A master plan, dubbed LMHA 2020, was developed as a result with input from residents, neighbors, churches, social service agencies and city officials. The first phase has a price tag of roughly $1.5 million to $2 million. A budget for the full master plan has yet to be created.
And while Virden says the agency does not have the funding to replace all of the buildings as it called for in the plan, it does know where the future of the complex eventually will go when the funding can be secured.
“We will start with these three buildings, with Building 11 being the prototype housing structure we will eventual move toward. In terms of look, it will be very different from the traditional row house design that is Wilkes Villa now,” he said. “We are looking at a townhouse-style building with porches and that are closer to the street.”
The homes will be built similar to the Heritage View Homes in the Cuyahoga Metropolitan Housing Authority portfolio. The colorful homes feature green space, private entrances and individual parking.
Board Chairwoman Evelyn France said the redevelopment of Wilkes Villa always has been a pressing concern of the LMHA board. A board member since 2000, her first association with LMHA was going to Wilkes Villa to do credit enhancement classes with the residents when she was an employee of FirstMerit Bank.
“There has always been this commitment to do a total revitalization of Wilkes Villa,” France said. “It has been labeled as something bad in the community, but the residents there have the same desire to have clean, happy and safe homes for their families as everyone else in Elyria.”
France said over the last 10 to 15 years, the U.S. Department of Housing and Urban Development has started programming geared at making public housing residents more self-sufficient and moving away from the concept of centralized poverty locations — complexes that scream poverty as France put it.
“Everything has been geared toward making Wilkes Villa a stepping stone, but we want to give them something to be proud of while they are there,” she said. “This revitalization will be the rebirth of a community and a showplace for the city.”
Virden said the hope is to start construction later this year on the housing unit, likely to be an eight-unit building with between 24 and 32 bedrooms depending on the configuration of three- and four-bedroom units. The units will bring a different sense of community to the development. Families will move into the units based on the same criteria and screening process already in place.
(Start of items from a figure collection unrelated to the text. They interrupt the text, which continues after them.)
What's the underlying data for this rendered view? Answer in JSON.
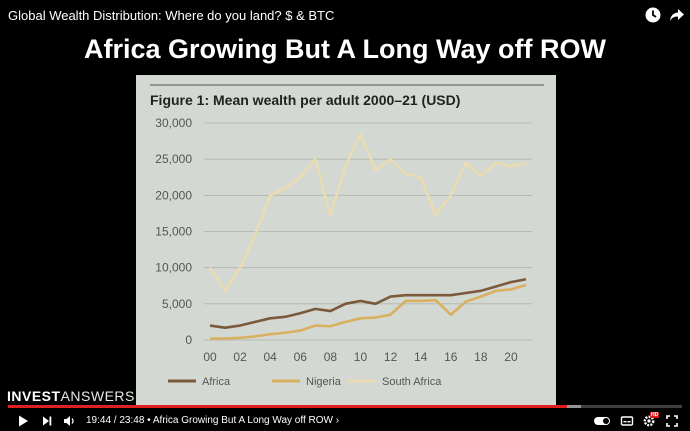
{
  "video": {
    "title": "Global Wealth Distribution: Where do you land? $ & BTC",
    "current_time": "19:44",
    "duration": "23:48",
    "chapter": "Africa Growing But A Long Way off ROW",
    "time_display": "19:44 / 23:48 • Africa Growing But A Long Way off ROW ›",
    "progress": 0.829,
    "buffered": 0.85,
    "autoplay_on": true,
    "quality_badge": "HD"
  },
  "slide": {
    "title": "Africa Growing But A Long Way off ROW"
  },
  "watermark": {
    "part1": "INVEST",
    "part2": "ANSWERS"
  },
  "icons": {
    "clock": "clock-icon",
    "share": "share-icon",
    "play": "play-icon",
    "next": "next-icon",
    "volume": "volume-icon",
    "autoplay": "autoplay-toggle",
    "subtitles": "subtitles-icon",
    "settings": "settings-icon",
    "fullscreen": "fullscreen-icon"
  },
  "colors": {
    "africa": "#7a5a3a",
    "nigeria": "#d9b060",
    "south_africa": "#eadcb0",
    "progress": "#e02020"
  },
  "chart_data": {
    "type": "line",
    "title": "Figure 1: Mean wealth per adult 2000–21 (USD)",
    "xlabel": "",
    "ylabel": "",
    "x": [
      2000,
      2001,
      2002,
      2003,
      2004,
      2005,
      2006,
      2007,
      2008,
      2009,
      2010,
      2011,
      2012,
      2013,
      2014,
      2015,
      2016,
      2017,
      2018,
      2019,
      2020,
      2021
    ],
    "xticks": [
      "00",
      "02",
      "04",
      "06",
      "08",
      "10",
      "12",
      "14",
      "16",
      "18",
      "20"
    ],
    "ylim": [
      0,
      30000
    ],
    "yticks": [
      "0",
      "5,000",
      "10,000",
      "15,000",
      "20,000",
      "25,000",
      "30,000"
    ],
    "grid": true,
    "legend_position": "bottom",
    "series": [
      {
        "name": "Africa",
        "values": [
          2000,
          1700,
          2000,
          2500,
          3000,
          3200,
          3700,
          4300,
          4000,
          5000,
          5400,
          5000,
          6000,
          6200,
          6200,
          6200,
          6200,
          6500,
          6800,
          7400,
          8000,
          8400
        ]
      },
      {
        "name": "Nigeria",
        "values": [
          200,
          200,
          300,
          500,
          800,
          1000,
          1300,
          2000,
          1900,
          2500,
          3000,
          3100,
          3500,
          5400,
          5400,
          5500,
          3500,
          5300,
          6000,
          6800,
          7000,
          7600
        ]
      },
      {
        "name": "South Africa",
        "values": [
          10000,
          6800,
          10000,
          14500,
          20000,
          21000,
          22500,
          25000,
          17200,
          24000,
          28500,
          23500,
          25000,
          23000,
          22500,
          17300,
          20000,
          24500,
          22700,
          24500,
          24000,
          24500
        ]
      }
    ]
  }
}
Construction shouldn’t cause the displacement of any other tenants.
Wilkes Villa opened in 1972 and was named after a bishop of a local church. Many of the streets in the development are named after families from the community.
Virden said every attempt will be made to keep that historical connection to the community in the naming of buildings and streets.
If you go
The Wilkes Villa Master Plan will be introduced to the community 4 to 6 p.m. Wednesday at the Boys & Girls Club, 1821 Middle Ave., Elyria.